Thursday, April 21, 2016

St. Hildegard von Bingen


In 1106, an eight year old German girl entered a cloistered convent.  She died to the world and devoted her life to the service of God.  This usually would have been the last that anyone outside of the monastery heard or saw of this young girl.  However, this was St. Hildegard von Bingen, and God had other plans for her.  During her life, she corresponded with some of the most influential secular and religious leaders of her time, wrote several books, composed what is considered to be the first opera, wrote the first morality play, founded two convents, and went on four preaching journeys, any one of which achievements would have been remarkable for a woman living at her time.  She did everything for the service of God, and she was much more alive to the world than dead to it.

                St. Hildegard became the abbess of the community in 1136.  She was likely picked because of her noble birth, but also because of her obvious learning and holiness.  She had received visions from the time that she was a young girl, often in the form of a painfully bright light, which she called “the Living Light.”  She kept these visions to herself until 1141, when she received a vision instructing her to make her visions known, and shortly after she began recording her visions in her first book, Scivias.  Her records of her visions often begin with an “illumination,” or visual representation of her vision.  Then she describes the vision itself, what she saw and heard, and afterwards provides an interpretation and application of that vision, frequently using Sacred Scripture to explain.   She is also famous for her musical compositions, which were completely unique for her time, as she did not compose in one of the standard modes and she wrote in free verse, without rhyme or rhythm. 
                St. Hildegard’s life was full of conflict with her religious superiors or men who tried to discourage her from promulgating her visions or establishing “irregular practices” of her convent.  (On feast days, the sisters in her convent would sing the Divine Office with their hair down, decked out with crowns and rings.)  Her community of nuns was attached to a Benedictine monastery, which had total control over the convent’s finances and administration.  When St. Hildegard attempted to leave in order to found an independent convent due to the rapid growth of the community, the monks strongly resisted.  They were enjoying the popularity and financial benefits of having a visionary, even if some of them doubted the truth of those visions.  Many of the other nuns were opposed to the move as well, as they had vowed to live and die in that place.  However, she was finally successful in establishing and independent convent for her spiritual daughters.
                Beginning around the year 1160, St. Hildegard went on four preaching journeys throughout Germany.  She visited monasteries and her message consisted of a call to the monks and clergy to reform.  During her second trip, she also preached to the public, which few women were allowed to do. One of the abuses that she preached against was simony, or the selling of church offices.  She was also opposed to the general decadence of the Church, the immorality of temporal rulers, and lack of discipline among religious orders.  St. Hildegard strongly urged religious orders and the clergy to practice poverty instead of living like the wealthy nobles.
                St. Hildegard was never afraid of speaking the truth, although it sometimes came at great personal cost.  She had new and different ideas, and often entered a realm that would have been reserved for men at that time, and because of that, she is often praised by the feminists as being so ahead of her time and someone who challenged the establishment.  What they overlook is her love of and devotion to God and that all she did was simply to follow His Will as He revealed it to her.  She was His instrument.  She put her trust in Him and that gave her the fortitude to carry out His Will.
St. Hildegard, pray for us!
Bibliography
Baird, Joseph L. ed., The Personal Correspondence of Hildegard of Bingen. Translated
by Joseph L. Baird and Tadd K. Ehrman. New York: Oxford University Press,
2006.

Fox, Matthew. Illuminations. Vermont: Bear & Company, 2002.

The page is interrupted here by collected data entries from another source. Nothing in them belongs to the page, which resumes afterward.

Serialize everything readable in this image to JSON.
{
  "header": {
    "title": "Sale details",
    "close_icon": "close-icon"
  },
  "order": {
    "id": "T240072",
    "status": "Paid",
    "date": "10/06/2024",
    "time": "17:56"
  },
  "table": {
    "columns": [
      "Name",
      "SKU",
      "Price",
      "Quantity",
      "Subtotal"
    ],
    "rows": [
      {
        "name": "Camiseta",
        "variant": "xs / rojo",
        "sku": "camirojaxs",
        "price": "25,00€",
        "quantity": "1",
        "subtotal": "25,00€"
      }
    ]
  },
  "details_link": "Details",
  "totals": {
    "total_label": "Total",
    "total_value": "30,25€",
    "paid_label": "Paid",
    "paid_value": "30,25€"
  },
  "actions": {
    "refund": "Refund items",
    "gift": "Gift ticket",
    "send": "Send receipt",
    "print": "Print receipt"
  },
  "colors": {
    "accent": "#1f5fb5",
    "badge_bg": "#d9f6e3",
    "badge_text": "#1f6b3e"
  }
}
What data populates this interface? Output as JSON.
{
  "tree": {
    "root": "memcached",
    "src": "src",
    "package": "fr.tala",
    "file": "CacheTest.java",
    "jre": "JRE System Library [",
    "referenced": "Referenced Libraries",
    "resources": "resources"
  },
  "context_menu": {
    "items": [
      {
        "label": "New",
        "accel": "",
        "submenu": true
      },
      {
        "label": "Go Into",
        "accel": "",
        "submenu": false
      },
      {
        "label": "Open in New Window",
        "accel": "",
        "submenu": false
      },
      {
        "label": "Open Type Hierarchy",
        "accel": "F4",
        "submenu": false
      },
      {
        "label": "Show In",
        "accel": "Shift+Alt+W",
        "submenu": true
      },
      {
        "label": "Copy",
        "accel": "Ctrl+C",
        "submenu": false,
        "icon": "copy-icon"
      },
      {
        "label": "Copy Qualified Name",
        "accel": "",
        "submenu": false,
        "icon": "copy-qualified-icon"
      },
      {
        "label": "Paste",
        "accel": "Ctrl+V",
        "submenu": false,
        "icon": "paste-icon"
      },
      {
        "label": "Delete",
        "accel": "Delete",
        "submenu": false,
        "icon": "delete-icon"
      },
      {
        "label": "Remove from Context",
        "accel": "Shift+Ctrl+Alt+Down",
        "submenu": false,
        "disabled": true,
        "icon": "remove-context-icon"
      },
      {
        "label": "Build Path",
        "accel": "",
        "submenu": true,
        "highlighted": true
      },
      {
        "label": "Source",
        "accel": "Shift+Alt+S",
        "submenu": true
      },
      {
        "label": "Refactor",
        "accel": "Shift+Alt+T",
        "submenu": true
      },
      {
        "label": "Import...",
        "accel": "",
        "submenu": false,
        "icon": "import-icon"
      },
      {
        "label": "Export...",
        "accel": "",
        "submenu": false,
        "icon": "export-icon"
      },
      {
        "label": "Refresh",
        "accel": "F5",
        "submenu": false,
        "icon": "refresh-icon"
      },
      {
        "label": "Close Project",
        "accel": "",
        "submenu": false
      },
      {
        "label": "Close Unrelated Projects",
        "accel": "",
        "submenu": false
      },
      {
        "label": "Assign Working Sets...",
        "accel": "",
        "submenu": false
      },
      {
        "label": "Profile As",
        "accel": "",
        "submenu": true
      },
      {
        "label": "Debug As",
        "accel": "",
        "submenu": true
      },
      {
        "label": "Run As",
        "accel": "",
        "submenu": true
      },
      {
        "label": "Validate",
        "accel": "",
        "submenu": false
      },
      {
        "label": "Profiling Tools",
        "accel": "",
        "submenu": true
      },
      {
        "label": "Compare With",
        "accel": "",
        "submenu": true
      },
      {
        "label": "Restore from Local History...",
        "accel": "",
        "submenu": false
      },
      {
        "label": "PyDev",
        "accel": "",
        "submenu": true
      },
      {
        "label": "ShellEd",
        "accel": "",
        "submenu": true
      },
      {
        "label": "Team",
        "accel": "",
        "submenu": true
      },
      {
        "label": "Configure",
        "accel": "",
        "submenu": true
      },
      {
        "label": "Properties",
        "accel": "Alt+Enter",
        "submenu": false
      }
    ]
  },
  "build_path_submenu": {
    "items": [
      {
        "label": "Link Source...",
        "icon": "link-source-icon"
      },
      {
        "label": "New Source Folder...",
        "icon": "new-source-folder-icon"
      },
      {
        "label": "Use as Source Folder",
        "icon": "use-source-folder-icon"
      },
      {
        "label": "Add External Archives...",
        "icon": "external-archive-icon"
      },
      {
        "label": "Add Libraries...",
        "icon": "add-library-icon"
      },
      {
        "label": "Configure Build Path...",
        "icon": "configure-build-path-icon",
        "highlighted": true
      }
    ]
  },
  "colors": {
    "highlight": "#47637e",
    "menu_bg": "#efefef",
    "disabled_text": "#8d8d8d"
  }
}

The Letters of Hildegard of Bingen. Vol 1, Translated by Joseph L. Baird and Radd K.
Ehrman. New York: Oxford University Press, 1994.

McInerney, Maud Burnett, ed. Garland Medieval Casebook. Vol. 20, Hildegard of
Bingen: A Book of Essays. New York: Garland Publishing, 1998.

Neuman, Barbara. Vision: The Life and Music of Hildegard von Bingen. Edited by Jane
Bobko. New York, Penguin, 1995.

Schipperges, Heinrich. The World of Hildegard of Bingen: Her Life, Times, and Visions.

Translated by John Cumming. Minnesota: Liturgical Press, 1998.